Tanis y los niños se habían instalado en el palacio que Jem-Hopta había puesto a su disposición. Como Neméter y Anherká solían estar trabajando en las obras, Seschi, Jirá, Naú y Ajti disfrutaban de largas horas de libertad, que aprovechaban para ir a cazar o pescar. Seschi, con la seguridad que da la fuerza, se había impuesto como jefe de los niños de la corte de Jem-Hopta. La pequeña Neserjet, que nunca había salido de su oasis natal, estaba deslumbrada. Se había enamorado secretamente de Seschi. Pero éste permanecía ciego a las miradas que ella le dedicaba.

Jirá había aumentado las atenciones hacia su madre, cuyo vientre se iba redondeando poco a poco. Con el fin de la epidemia, la jovencita había recuperado la confianza en la vida. El recuerdo de la pesadilla en que había visto la muerte de Inja-Es se había difuminado. Seguía cuidando de su hermanita, pero ahora pensaba que aquel sueño tal vez no era más que una coincidencia.

Por culpa de la sequía se había vuelto imposible cruzar la primera catarata en barco. Pero había caravanas que la atravesaban sin cesar, trayendo su carga de mercancías y viajeros procedentes de Nubia y del lejano país de Punt. A Tanis le encantaba merodear por el puerto, rodeada de su grupo de niños.

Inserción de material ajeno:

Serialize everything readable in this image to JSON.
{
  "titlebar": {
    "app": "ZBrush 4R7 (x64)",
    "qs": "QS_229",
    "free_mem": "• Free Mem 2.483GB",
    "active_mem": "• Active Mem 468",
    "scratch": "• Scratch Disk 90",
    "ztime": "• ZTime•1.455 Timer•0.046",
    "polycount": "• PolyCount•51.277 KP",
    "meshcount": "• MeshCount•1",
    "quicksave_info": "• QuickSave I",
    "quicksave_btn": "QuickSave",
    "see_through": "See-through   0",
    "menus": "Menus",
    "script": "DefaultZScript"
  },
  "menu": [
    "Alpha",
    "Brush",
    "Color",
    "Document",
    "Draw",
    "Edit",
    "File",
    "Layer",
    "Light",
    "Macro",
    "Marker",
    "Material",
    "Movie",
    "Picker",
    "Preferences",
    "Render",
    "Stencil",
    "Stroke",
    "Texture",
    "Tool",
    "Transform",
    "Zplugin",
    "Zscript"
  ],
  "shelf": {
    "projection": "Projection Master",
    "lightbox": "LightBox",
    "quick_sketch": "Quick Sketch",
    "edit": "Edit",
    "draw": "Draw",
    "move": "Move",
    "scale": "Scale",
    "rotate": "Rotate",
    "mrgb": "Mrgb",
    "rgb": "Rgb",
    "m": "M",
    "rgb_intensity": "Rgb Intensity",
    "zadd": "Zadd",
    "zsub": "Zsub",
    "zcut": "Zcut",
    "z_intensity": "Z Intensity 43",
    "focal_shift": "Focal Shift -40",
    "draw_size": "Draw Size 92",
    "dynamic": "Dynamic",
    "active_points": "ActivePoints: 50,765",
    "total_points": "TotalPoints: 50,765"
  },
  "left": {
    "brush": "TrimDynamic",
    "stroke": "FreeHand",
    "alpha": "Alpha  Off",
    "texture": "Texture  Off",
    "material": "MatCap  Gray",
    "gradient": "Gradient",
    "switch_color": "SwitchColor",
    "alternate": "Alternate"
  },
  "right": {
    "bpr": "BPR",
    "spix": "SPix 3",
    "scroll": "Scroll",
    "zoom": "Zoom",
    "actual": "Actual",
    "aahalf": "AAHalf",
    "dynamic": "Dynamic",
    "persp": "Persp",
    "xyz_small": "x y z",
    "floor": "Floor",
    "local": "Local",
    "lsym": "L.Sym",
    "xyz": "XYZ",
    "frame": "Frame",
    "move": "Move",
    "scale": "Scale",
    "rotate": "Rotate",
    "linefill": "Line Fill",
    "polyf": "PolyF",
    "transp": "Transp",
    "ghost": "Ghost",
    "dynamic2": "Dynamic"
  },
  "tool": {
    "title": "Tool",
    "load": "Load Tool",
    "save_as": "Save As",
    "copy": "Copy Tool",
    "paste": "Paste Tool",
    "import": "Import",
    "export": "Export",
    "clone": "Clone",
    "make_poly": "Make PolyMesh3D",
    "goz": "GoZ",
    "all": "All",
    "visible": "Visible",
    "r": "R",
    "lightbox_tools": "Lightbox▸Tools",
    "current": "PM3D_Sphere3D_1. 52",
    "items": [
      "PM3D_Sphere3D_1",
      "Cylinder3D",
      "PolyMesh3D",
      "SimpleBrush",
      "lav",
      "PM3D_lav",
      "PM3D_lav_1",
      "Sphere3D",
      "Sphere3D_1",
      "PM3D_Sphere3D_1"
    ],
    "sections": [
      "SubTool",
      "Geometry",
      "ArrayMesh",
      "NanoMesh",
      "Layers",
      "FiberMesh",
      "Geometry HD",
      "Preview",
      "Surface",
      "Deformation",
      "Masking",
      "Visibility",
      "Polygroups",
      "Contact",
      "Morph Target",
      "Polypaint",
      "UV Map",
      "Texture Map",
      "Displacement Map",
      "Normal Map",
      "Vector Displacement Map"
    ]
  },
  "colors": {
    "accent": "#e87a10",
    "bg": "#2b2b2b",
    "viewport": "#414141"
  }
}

El mercado colindante rebosaba de riquezas y curiosidades, tejidos, joyas, animales desconocidos. Yeb era la encrucijada donde se encontraban todas las civilizaciones del valle bajo del Nilo y las del sur. Individuos originarios de todas las partes del mundo se daban cita para trocar productos, buscar un empleo, un amo o algo que comer.

Una mañana, deambulaba entre las paradas de mercaderes cuando sintió una extraña desazón. Tenía la desagradable impresión de que alguien la vigilaba. Se dio la vuelta rápidamente. A unos pasos, un individuo misterioso la observaba con ojos brillantes. En ellos destellaba un odio feroz. Supo en el acto que ese hombre estaba allí para matarla.